Lud Gutmann was a professor emeritus at West Virginia before coming to University of Iowa about a year and a half ago. Gutmann is a UI clinical professor of neurology and the author of several narrative nonfiction works including The Immobile Man and the memoir Richard Road: Journey from Hate. Gutmann will read from his new short-story collection, The Sunken Fang Society, at Prairie Lights, 15 S. Dubuque St., at 4 p.m. Jan. 25.
Daily Iowan: How do you balance medicine and writing?
Gutmann: Writing is a very complicated process. First, you have to have an idea, and then you have to think about it, and then you have to put it into words. Over the years, the practice of medicine in some ways has been my writing laboratory, because that is where I get my ideas and my inspirations.
Sometimes it’s difficult; I look forward to holidays and weekends. You start out with the idea and the inspiration, and there has to be a time where you can think about it and how you’re going to put this down. And this happens when I’m running, walking, or biking; I spend about an hour or so a day doing that. Then about two or three weeks a year, my wife and I — Mary is my editor, and she is also a writer — take a vacation. In the past, it’s been at the beach or the Rocky Mountains, and that’s all we do for a week, is write.Â
DI: Does medicine play a large role in your writing?
Gutmann: That’s one of my main concerns: if you go back into a different time and different era, doctors were loved and respected. They made house calls, they spent lots of time with their patients, and they were very limited in what they do.
Now, we are not so limited, we do a lot for our patients, and guess what? We’re not as popular as we used to be. And the reason is because we have such good technology that gives us such good answers that we don’t have to spend as much time with a patient to figure out what’s wrong and what’s going on. And that is a real concern of mine; we treat diseases over patients. So with my first book The Immobile Man and my current book, Sunken Fang Society, they really are stories about people who happen to have diseases and how they deal with them.Â
I tell medical students, if you want to learn neurology, these books are not the books they want to read, because these books are about the people, they’re not about the diseases. But the point is that it is the people who have these diseases, and in the end you have to take care of the people … he’s more than just an elderly gentlemen, she’s more than just a granny. Find out who the human being is behind the face.

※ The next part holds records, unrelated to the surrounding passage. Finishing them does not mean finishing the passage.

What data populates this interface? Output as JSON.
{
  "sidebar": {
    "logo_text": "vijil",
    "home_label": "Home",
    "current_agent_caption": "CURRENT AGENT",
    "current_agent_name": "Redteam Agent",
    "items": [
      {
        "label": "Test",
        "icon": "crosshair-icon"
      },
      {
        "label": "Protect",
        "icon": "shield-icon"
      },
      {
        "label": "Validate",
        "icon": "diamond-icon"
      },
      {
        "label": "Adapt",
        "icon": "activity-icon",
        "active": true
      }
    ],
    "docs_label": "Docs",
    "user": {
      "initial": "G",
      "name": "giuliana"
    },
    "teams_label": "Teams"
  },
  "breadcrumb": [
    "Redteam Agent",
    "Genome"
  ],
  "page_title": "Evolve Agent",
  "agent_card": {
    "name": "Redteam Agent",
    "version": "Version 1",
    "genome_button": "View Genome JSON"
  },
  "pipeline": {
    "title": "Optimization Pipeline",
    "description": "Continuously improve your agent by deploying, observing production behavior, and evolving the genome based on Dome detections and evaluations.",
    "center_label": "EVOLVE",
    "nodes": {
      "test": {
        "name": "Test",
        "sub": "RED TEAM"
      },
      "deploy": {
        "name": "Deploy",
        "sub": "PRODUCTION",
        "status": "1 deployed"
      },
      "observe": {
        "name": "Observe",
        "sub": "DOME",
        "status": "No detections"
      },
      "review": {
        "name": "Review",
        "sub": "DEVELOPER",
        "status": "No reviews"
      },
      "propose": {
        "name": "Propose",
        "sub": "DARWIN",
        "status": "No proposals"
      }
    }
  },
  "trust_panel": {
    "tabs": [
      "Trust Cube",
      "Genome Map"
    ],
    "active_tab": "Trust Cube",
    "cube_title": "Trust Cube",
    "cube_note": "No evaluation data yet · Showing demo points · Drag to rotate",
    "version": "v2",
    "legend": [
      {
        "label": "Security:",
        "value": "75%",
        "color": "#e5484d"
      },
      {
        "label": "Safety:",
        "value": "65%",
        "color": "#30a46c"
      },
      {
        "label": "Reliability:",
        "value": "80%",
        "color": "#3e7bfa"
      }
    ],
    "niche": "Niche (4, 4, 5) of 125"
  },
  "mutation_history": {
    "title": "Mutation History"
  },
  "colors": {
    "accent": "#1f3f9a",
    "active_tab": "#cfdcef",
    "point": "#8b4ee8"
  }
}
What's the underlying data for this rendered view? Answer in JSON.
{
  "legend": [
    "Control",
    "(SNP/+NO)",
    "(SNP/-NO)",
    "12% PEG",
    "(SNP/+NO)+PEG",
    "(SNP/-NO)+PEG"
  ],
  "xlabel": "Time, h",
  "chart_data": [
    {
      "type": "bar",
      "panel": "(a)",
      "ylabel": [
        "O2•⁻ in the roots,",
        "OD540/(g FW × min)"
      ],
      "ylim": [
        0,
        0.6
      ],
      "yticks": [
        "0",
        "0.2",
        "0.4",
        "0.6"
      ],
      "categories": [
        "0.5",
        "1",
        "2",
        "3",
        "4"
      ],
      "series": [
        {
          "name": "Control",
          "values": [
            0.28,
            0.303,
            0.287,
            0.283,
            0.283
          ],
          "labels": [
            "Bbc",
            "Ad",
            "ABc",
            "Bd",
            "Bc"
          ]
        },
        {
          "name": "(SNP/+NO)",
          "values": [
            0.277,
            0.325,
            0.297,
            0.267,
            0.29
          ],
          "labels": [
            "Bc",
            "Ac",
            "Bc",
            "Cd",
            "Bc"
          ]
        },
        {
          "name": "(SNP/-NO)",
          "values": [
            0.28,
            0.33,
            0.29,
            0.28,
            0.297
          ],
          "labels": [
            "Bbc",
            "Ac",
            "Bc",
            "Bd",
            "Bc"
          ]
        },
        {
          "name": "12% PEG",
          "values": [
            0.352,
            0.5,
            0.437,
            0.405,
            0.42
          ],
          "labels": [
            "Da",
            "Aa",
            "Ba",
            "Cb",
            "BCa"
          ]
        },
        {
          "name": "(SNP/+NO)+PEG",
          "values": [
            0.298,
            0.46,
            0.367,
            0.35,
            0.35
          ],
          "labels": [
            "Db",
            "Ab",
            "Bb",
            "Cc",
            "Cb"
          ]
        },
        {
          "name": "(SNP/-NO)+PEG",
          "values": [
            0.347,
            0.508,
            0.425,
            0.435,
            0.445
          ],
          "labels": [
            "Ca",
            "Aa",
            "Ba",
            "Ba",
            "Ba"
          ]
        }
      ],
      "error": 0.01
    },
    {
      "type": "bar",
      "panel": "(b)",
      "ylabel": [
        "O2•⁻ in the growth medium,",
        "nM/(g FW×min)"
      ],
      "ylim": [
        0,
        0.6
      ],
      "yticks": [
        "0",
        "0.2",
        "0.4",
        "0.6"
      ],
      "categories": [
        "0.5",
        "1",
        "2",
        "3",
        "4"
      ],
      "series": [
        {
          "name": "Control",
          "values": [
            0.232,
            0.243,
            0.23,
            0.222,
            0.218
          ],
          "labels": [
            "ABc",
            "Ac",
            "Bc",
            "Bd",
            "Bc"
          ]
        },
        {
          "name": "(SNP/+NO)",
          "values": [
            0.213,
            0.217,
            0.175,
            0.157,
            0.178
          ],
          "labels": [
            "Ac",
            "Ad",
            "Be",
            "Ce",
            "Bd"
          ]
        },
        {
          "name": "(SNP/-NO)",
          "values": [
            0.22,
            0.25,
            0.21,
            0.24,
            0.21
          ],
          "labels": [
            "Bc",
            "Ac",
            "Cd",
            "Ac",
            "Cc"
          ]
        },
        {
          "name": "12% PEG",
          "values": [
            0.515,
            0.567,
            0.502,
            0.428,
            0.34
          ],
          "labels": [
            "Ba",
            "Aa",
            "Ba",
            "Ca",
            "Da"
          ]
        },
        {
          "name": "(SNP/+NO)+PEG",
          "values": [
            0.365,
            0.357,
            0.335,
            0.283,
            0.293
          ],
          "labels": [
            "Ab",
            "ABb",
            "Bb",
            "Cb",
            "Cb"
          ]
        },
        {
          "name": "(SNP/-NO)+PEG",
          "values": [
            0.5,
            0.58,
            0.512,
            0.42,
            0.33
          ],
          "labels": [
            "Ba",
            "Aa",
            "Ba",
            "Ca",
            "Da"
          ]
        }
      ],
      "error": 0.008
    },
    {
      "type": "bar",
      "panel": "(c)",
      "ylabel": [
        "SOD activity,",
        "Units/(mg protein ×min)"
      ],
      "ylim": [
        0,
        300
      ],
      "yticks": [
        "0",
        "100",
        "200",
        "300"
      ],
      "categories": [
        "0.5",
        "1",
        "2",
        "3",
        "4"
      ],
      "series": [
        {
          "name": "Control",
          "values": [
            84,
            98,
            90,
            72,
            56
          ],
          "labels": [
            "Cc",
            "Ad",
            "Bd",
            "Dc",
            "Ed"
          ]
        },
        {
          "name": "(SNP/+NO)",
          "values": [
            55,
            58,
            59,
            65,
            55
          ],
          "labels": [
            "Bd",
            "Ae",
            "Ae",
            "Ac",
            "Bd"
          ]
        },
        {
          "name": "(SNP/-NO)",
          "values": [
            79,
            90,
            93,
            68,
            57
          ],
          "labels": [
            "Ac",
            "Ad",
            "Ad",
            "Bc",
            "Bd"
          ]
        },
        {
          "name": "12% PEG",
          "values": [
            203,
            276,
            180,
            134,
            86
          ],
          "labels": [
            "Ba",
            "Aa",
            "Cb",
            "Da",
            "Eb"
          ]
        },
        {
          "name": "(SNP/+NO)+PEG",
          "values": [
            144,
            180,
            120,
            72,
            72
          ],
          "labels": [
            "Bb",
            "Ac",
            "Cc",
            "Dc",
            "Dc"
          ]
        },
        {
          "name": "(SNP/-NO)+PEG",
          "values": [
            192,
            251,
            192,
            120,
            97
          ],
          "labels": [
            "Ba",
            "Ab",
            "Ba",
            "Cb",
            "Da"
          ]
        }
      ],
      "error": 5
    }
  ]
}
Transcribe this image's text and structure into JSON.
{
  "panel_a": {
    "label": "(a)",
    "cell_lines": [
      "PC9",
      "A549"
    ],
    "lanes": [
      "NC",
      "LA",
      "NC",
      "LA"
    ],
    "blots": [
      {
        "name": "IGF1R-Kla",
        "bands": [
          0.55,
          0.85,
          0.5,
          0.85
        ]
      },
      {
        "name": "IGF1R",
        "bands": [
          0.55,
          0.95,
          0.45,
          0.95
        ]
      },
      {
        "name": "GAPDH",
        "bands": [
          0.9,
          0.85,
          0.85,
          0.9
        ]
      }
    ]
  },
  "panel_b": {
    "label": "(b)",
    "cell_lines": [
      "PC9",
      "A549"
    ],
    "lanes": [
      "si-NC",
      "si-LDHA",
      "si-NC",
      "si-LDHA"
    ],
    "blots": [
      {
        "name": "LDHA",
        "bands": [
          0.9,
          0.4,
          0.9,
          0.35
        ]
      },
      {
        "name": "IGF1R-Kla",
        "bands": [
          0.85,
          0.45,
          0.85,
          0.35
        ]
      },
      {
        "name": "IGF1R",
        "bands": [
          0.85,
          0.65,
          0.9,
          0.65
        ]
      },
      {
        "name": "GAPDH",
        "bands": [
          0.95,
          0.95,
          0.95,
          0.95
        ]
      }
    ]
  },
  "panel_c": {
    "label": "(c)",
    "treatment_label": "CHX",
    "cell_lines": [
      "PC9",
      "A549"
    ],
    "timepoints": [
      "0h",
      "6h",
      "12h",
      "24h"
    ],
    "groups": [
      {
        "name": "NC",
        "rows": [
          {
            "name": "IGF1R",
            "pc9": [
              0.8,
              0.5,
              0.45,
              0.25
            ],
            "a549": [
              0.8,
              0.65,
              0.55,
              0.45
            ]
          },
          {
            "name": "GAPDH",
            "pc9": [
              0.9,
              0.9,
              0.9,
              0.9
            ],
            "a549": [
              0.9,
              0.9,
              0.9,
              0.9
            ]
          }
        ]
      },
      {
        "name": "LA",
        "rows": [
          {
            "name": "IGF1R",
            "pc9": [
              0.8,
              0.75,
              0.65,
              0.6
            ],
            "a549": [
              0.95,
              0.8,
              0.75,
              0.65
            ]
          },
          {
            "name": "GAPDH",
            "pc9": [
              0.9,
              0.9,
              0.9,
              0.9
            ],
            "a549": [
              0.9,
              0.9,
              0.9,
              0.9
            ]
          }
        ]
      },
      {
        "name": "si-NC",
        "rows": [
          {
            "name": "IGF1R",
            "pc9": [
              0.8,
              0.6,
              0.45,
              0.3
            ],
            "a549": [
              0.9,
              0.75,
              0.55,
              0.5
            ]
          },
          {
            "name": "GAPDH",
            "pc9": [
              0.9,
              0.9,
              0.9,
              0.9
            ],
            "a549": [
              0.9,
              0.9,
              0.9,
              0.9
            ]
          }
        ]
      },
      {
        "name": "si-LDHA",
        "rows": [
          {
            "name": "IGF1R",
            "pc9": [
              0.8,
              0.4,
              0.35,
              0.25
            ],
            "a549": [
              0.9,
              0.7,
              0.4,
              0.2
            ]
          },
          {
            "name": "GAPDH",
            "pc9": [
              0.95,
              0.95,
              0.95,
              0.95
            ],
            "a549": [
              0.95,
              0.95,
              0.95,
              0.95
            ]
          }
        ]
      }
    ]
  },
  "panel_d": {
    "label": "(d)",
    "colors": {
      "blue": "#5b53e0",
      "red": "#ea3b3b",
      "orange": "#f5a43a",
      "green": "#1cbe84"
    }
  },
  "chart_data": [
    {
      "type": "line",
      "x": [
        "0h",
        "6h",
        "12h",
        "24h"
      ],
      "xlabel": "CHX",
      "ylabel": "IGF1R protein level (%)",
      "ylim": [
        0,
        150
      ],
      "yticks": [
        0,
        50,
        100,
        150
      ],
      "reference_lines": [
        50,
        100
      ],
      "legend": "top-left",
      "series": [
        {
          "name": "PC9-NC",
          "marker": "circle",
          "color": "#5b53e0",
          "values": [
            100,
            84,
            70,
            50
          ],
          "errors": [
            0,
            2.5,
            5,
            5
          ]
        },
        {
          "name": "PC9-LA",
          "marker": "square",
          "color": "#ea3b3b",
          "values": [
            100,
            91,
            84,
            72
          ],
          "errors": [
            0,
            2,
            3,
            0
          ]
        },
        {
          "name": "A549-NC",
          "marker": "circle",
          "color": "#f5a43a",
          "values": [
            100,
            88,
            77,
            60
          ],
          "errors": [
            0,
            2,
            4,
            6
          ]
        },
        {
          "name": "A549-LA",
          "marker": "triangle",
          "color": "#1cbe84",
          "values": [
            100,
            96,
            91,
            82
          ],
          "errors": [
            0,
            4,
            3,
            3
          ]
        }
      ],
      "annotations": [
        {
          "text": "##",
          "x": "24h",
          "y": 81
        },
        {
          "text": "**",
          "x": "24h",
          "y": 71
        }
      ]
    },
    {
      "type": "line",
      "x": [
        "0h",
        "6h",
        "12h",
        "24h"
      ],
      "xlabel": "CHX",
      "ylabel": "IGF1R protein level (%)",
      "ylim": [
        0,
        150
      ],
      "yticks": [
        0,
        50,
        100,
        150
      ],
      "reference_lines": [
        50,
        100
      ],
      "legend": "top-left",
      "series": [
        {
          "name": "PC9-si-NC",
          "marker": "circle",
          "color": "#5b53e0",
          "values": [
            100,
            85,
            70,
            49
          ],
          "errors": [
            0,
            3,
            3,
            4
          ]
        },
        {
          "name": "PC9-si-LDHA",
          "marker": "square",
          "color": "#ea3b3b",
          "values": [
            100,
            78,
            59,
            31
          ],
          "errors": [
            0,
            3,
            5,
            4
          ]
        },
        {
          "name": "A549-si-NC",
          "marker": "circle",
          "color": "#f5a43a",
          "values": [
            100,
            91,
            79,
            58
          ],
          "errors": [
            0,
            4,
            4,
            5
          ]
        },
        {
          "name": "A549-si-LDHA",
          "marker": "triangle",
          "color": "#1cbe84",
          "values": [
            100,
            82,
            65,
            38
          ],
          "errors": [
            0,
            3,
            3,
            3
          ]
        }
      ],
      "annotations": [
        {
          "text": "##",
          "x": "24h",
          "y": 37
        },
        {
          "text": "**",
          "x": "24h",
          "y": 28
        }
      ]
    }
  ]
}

DI: What was your favorite project you have written?
Gutmann: I really put a lot into the memoir. I guess my life has been a little complex. I was an immigrant kid, and my parents were forced out of Europe, I was too small to have any emotional hurts from all of that, but my parents certainly did, and that sort of got translated into the way they dealt with their children.
And I guess all of us have our own complicated stories, telling it is in some ways therapeutic, but it also involves a lot of thinking about events, and the way I view my father and mother now is different from 10 and 20 years ago. I think that project has consumed more of my time and energy than any other project. The short stories make up a month or two, and then it’s done. But the memoir took years.
DI: Do you think you are seeing more doctors coming in who enjoy writing?
Gutmann: I think there are doctors who enjoy writing; we’ve got a lot of famous writers who were also physicians, not just in recent years but throughout history. But doctors like to write because they have extraordinary stories to tell.